School of Computer Science and Engineering, Central South University, Changsha 410083, China.
"Mobile Health" Ministry of Education-China Mobile Joint Laboratory, Changsha 410083, China.
Comput Math Methods Med. 2020 May 18;2020:6509596. doi: 10.1155/2020/6509596. eCollection 2020.
Prostate cancer (PCa) is one of the main diseases that endanger men's health worldwide. In developing countries, due to the large number of patients and the lack of medical resources, there is a big conflict between doctors and patients. To solve this problem, an auxiliary medical decision system for prostate cancer was constructed. The system used six relevant tumor markers as the input features and employed classical machine learning models (support vector machine and artificial neural network). Stacking method aimed at different ensemble models together was used for the reduction of overfitting. 1,933,535 patient information items had been collected from three first-class hospitals in the past five years to train the model. The result showed that the auxiliary medical system could make use of massive data. Its performance is continuously improved as the amount of data increases. Based on the system and collected data, statistics on the incidence of prostate cancer in the past five years were carried out. In the end, influence of diet habit and genetic inheritance for prostate cancer was analyzed. Results revealed the increasing prevalence of PCa and great negative impact caused by high-fat diet and genetic inheritance.

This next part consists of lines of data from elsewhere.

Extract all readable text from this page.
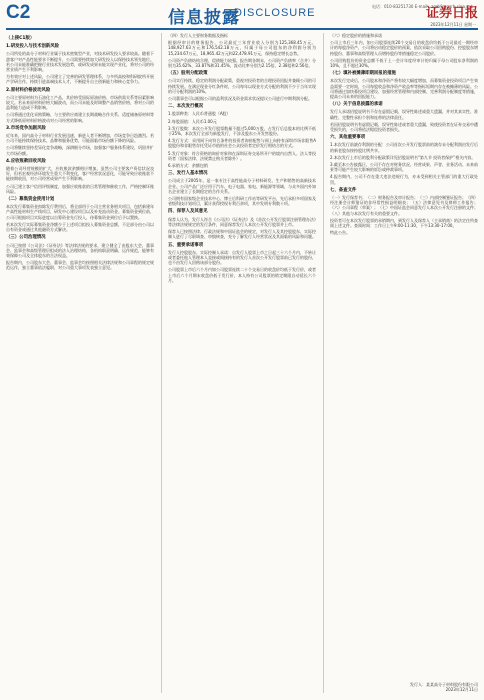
C2	信息披露
DISCLOSURE
电话：010-83251730 E-mail：zqrb9@zqrb.sina.net
证券日报
2023年12月11日 星期一

（上接C1版）

1.研发投入与技术创新风险

公司所处的高分子材料行业属于技术密集型产业，对技术研发投入要求较高。随着下游客户对产品性能要求不断提升，公司需要持续加大研发投入以保持技术领先地位。若公司未能准确把握行业技术发展趋势，或研发成果未能实现产业化，将对公司的经营业绩产生不利影响。

为有效应对上述风险，公司建立了完善的研发管理体系，与多所高校和科研院所开展产学研合作，持续引进高端技术人才，不断提升自主创新能力和核心竞争力。

2.原材料价格波动风险

公司主要原材料为石油化工产品，其价格受国际原油价格、市场供需关系等因素影响较大。若未来原材料价格大幅波动，而公司未能及时调整产品销售价格，将对公司的盈利能力造成不利影响。

公司将通过优化采购策略、与主要供应商建立长期战略合作关系、适度储备原材料等方式降低原材料价格波动对公司经营的影响。

3.市场竞争加剧风险

近年来，国内高分子材料行业发展迅速，新进入者不断增加，市场竞争日趋激烈。若公司不能持续保持技术、品牌和服务优势，可能面临市场份额下降的风险。

公司将继续坚持差异化竞争战略，深耕细分市场，加强客户服务体系建设，巩固并扩大市场份额。

4.应收账款回收风险

随着公司经营规模的扩大，应收账款余额相应增加。虽然公司主要客户资信状况良好，但若宏观经济环境发生重大不利变化，客户经营状况恶化，可能导致应收账款不能按期收回，对公司经营成果产生不利影响。

公司已建立客户信用评级制度，加强应收账款的日常管理和催收工作，严格控制坏账风险。

（二）募集资金使用计划

本次发行募集资金扣除发行费用后，将全部用于公司主营业务相关项目，包括新建年产高性能材料生产线项目、研发中心建设项目以及补充流动资金。募集资金到位前，公司可根据项目实际进度以自筹资金先行投入，待募集资金到位后予以置换。

若本次发行实际募集资金净额少于上述项目拟投入募集资金总额，不足部分由公司以自有资金或通过其他融资方式解决。

（三）公司治理情况

公司已按照《公司法》《证券法》等法律法规的要求，建立健全了由股东大会、董事会、监事会和高级管理层组成的法人治理结构，各机构职责明确、运作规范，能够有效保障公司及全体股东的合法权益。

报告期内，公司股东大会、董事会、监事会均按照相关法律法规和公司章程的规定规范运作，独立董事依法履职，对公司重大事项发表独立意见。

（四）发行人主要财务数据及指标

根据经审计的财务报告，公司最近三年营业收入分别为125,368.45万元、148,927.63万元和176,542.18万元，归属于母公司股东的净利润分别为15,234.67万元、18,965.42万元和22,478.91万元，保持稳定增长态势。

公司资产负债结构合理，偿债能力较强。报告期各期末，公司资产负债率（合并）分别为35.62%、33.87%和31.45%，流动比率分别为2.15倍、2.38倍和2.56倍。

（五）股利分配政策

公司实行持续、稳定的利润分配政策，重视对投资者的合理投资回报并兼顾公司的可持续发展。在满足现金分红条件时，公司每年以现金方式分配的利润不少于当年实现的可分配利润的10%。

公司董事会可以根据公司的盈利状况及资金需求状况提议公司进行中期利润分配。

二、本次发行概况

1.股票种类：人民币普通股（A股）

2.每股面值：人民币1.00元

3.发行股数：本次公开发行股票数量不超过5,000万股，占发行后总股本的比例不低于25%，本次发行全部为新股发行，不涉及股东公开发售股份。

4.发行方式：采用网下向符合条件的投资者询价配售与网上向持有深圳市场非限售A股股份和非限售存托凭证市值的社会公众投资者定价发行相结合的方式。

5.发行对象：符合资格的询价对象和在深圳证券交易所开户的境内自然人、法人等投资者（国家法律、法规禁止购买者除外）。

6.承销方式：余额包销

三、发行人基本情况

公司成立于2005年，是一家专注于高性能高分子材料研发、生产和销售的高新技术企业。公司产品广泛应用于汽车、电子电器、家电、新能源等领域，与众多国内外知名企业建立了长期稳定的合作关系。

公司拥有国家级企业技术中心、博士后科研工作站等研发平台，先后承担多项国家及省级科技计划项目，累计获得授权专利百余项，其中发明专利数十项。

四、保荐人及其意见

保荐人认为，发行人符合《公司法》《证券法》及《首次公开发行股票注册管理办法》等法律法规规定的发行条件，同意保荐发行人本次公开发行股票并上市。

保荐人已按照法律、行政法规和中国证监会的规定，对发行人及其控股股东、实际控制人进行了尽职调查、审慎核查，充分了解发行人经营状况及其面临的风险和问题。

五、重要承诺事项

发行人控股股东、实际控制人承诺：自发行人股票上市之日起三十六个月内，不转让或者委托他人管理本人直接或间接持有的发行人首次公开发行股票前已发行的股份，也不由发行人回购该部分股份。

公司股票上市后六个月内如公司股票连续二十个交易日的收盘价均低于发行价，或者上市后六个月期末收盘价低于发行价，本人持有公司股票的锁定期限自动延长六个月。

（六）稳定股价的措施和承诺

公司上市后三年内，如公司股票连续20个交易日的收盘价均低于公司最近一期经审计的每股净资产，公司将启动稳定股价的预案，依次采取公司回购股份、控股股东增持股份、董事和高级管理人员增持股份等措施稳定公司股价。

公司回购股份的资金总额不低于上一会计年度经审计的归属于母公司股东净利润的10%，且不超过30%。

（七）填补被摊薄即期回报的措施

本次发行完成后，公司股本和净资产将有较大幅度增加，而募集资金投资项目产生效益需要一定时间，公司每股收益和净资产收益率等指标短期内存在被摊薄的风险。公司将通过加快募投项目建设、加强经营管理和内部控制、完善利润分配制度等措施，提高公司未来的回报能力。

（八）关于信息披露的承诺

发行人承诺招股说明书不存在虚假记载、误导性陈述或重大遗漏，并对其真实性、准确性、完整性承担个别和连带的法律责任。

若因招股说明书有虚假记载、误导性陈述或者重大遗漏，致使投资者在证券交易中遭受损失的，公司将依法赔偿投资者损失。

六、其他重要事项

1.本次发行前滚存利润的分配：公司首次公开发行股票前的滚存未分配利润由发行后的新老股东按持股比例共享。

2.本次发行上市后的股利分配政策详见招股说明书“第九节 投资者保护”相关内容。

3.截至本公告披露日，公司不存在对财务状况、经营成果、声誉、业务活动、未来前景等可能产生较大影响的诉讼或仲裁事项。

4.报告期内，公司不存在重大违法违规行为，亦未受到相关主管部门的重大行政处罚。

七、备查文件

（一）发行保荐书；（二）财务报告及审计报告；（三）内部控制鉴证报告；（四）经注册会计师鉴证的非经常性损益明细表；（五）法律意见书及律师工作报告；（六）公司章程（草案）；（七）中国证监会同意发行人本次公开发行注册的文件；（八）其他与本次发行有关的重要文件。

投资者可在本次发行股票的承销期内，到发行人及保荐人（主承销商）的法定住所查阅上述文件。查阅时间：工作日上午9:00-11:30，下午13:30-17:00。

特此公告。

发行人：某某高分子材料股份有限公司
2023年12月11日
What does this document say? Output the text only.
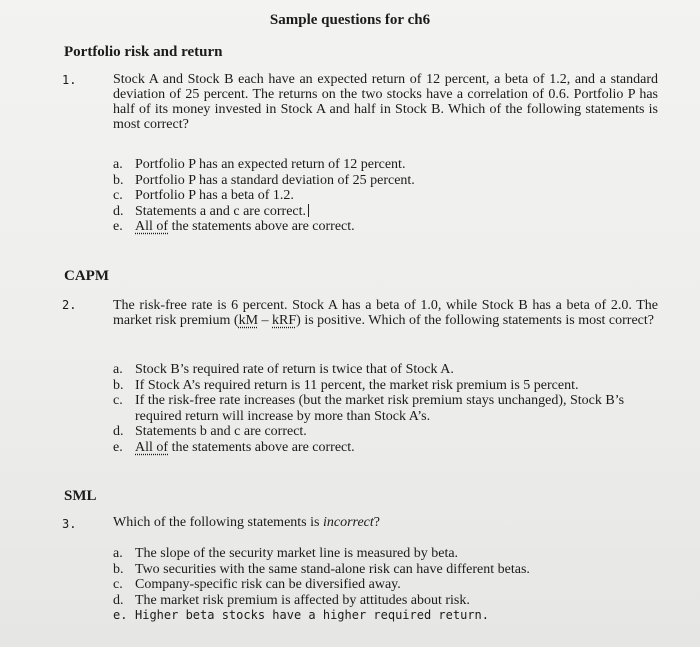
Sample questions for ch6
Portfolio risk and return
1.	Stock A and Stock B each have an expected return of 12 percent, a beta of 1.2, and a standard deviation of 25 percent. The returns on the two stocks have a correlation of 0.6. Portfolio P has half of its money invested in Stock A and half in Stock B. Which of the following statements is most correct?
a. Portfolio P has an expected return of 12 percent.
b. Portfolio P has a standard deviation of 25 percent.
c. Portfolio P has a beta of 1.2.
d. Statements a and c are correct.
e. All of the statements above are correct.
CAPM
2.	The risk-free rate is 6 percent. Stock A has a beta of 1.0, while Stock B has a beta of 2.0. The market risk premium (kM – kRF) is positive. Which of the following statements is most correct?
a. Stock B’s required rate of return is twice that of Stock A.
b. If Stock A’s required return is 11 percent, the market risk premium is 5 percent.
c. If the risk-free rate increases (but the market risk premium stays unchanged), Stock B’s required return will increase by more than Stock A’s.
d. Statements b and c are correct.
e. All of the statements above are correct.
SML
3.	Which of the following statements is incorrect?
a. The slope of the security market line is measured by beta.
b. Two securities with the same stand-alone risk can have different betas.
c. Company-specific risk can be diversified away.
d. The market risk premium is affected by attitudes about risk.
e. Higher beta stocks have a higher required return.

前列腺癌(PCa)是威胁全球男性健康的主要疾病之一。在发展中国家,由于患者数量多,医疗资源匮乏,医患之间存在很大的矛盾。为了解决这个问题,构建了一个前列腺癌辅助医疗决策系统。该系统使用六个相关肿瘤标志物作为输入特征,并采用经典的机器学习模型(支持向量机和人工神经网络)。堆叠方法旨在将不同的集成模型组合在一起,以减少过拟合。过去五年中,从三家一流医院收集了 1933535 名患者的信息来训练模型。结果表明,辅助医疗系统可以利用大量数据。随着数据量的增加,其性能不断提高。基于该系统和收集的数据,对过去五年前列腺癌的发病率进行了统计。最后,分析了饮食习惯和遗传因素对前列腺癌的影响。结果表明,PCa 的发病率呈上升趋势,高脂肪饮食和遗传因素对 PCa 造成了巨大的负面影响。